How To Get Discounts On Expensive Software

I have no problem paying for software, especially if it helps school or work in a big way. Still, that doesn’t mean I don’t cringe every time I need to swipe the card in order to buy an expensive package, whether I buy off a store or make an order online. Some of the titles I look at, in fact, are even more expensive than my computer — and that makes paying for it really tough to swallow.

Fortunately, there are ways for you to get around the high price of commercial software packages, whether they are office programs, accounting packages or graphics editors. Here are some of them.

Academic License Software

If you’re a student (or work in an educational institution), getting an academic version of any title you purchase is the best recourse for acquiring software on the cheap. You can get these discounted student copies from your university’s computer store, directly from the publishers, or off an academic software retailer online. The markdowns are considerable, too — many times, you can expect to pay 50% or less of the regular shelf price.
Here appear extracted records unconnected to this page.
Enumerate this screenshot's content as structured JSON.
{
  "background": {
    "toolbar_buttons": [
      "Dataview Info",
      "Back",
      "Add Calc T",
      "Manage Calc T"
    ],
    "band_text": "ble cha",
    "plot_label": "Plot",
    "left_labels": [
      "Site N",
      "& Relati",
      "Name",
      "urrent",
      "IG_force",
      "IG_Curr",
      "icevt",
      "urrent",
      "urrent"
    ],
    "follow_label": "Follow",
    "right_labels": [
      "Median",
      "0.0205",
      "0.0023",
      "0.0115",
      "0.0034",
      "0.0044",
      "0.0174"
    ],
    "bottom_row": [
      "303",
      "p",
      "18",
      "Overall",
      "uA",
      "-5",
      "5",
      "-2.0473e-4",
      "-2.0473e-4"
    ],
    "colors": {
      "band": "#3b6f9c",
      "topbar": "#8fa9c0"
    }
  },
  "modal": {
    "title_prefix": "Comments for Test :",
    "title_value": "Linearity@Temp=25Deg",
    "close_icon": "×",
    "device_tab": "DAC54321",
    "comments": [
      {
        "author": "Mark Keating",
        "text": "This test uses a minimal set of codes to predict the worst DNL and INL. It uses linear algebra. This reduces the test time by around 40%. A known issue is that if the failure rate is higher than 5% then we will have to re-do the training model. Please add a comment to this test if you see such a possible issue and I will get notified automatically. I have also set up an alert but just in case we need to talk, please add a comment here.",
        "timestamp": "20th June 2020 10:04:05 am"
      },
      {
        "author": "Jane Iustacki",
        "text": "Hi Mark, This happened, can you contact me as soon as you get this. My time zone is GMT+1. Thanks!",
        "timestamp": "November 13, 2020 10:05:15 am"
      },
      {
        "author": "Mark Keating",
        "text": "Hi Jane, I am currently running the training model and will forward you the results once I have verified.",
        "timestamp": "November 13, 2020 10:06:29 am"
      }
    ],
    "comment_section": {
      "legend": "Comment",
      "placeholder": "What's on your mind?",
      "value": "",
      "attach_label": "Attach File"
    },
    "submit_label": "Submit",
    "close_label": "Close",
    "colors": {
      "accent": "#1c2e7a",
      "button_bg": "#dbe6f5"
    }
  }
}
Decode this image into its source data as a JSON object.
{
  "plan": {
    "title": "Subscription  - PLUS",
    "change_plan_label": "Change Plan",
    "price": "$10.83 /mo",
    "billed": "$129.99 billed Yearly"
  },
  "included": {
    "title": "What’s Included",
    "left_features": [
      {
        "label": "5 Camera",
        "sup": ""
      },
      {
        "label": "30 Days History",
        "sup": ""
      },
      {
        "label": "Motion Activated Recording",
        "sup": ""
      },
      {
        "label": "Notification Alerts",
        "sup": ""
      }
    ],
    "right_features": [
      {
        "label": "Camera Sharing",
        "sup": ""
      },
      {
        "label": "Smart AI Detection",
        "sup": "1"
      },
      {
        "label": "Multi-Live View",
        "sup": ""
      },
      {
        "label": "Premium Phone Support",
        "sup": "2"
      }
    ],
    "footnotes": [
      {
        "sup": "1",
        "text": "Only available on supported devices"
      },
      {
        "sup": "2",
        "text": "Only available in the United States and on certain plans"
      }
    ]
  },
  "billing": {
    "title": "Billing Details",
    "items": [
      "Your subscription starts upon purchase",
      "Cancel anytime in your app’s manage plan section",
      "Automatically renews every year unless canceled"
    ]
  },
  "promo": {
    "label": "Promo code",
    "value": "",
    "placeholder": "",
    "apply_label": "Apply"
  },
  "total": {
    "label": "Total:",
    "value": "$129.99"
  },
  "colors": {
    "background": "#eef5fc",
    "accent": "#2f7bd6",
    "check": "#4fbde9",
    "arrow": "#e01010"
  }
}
How about if you have no connections to academe?  If you’re not iffy about stretching the rules a bit, there should be no problem. Some online stores will let you order student software even if all you have is a .EDU mail address (e.g. your old college emails if they’re still active; a friend’s email). You can also ask friends and family members who still go to school to get a copy for you.

OEM Software

Those copies of software that comes bundled when you buy a new computer (including Windows)?   They’re software with Original Equipment Manufacturer (OEM) licenses and are designed to be included as value-adds with hardware purchases. Many companies also allow retailers to sell OEM licenses in limited quantities — you can try from both online sources (like Newegg) and local stores to find some. Do note that, unlike regular retail titles, OEM software is not eligible for low-priced updates.

Software Bundles

Some publishers bundle their software in a “suite,” which you can get for a much lower price than if you buy everything individually. If there are couple of titles you’ve been looking to get from a publisher, you should check their site for promotional bundles, as well. A new place to look for are group buying websites, many of whom work with varying publishers to come up with low-priced, time-limited bundles, provided a certain number of people decide to put in an order.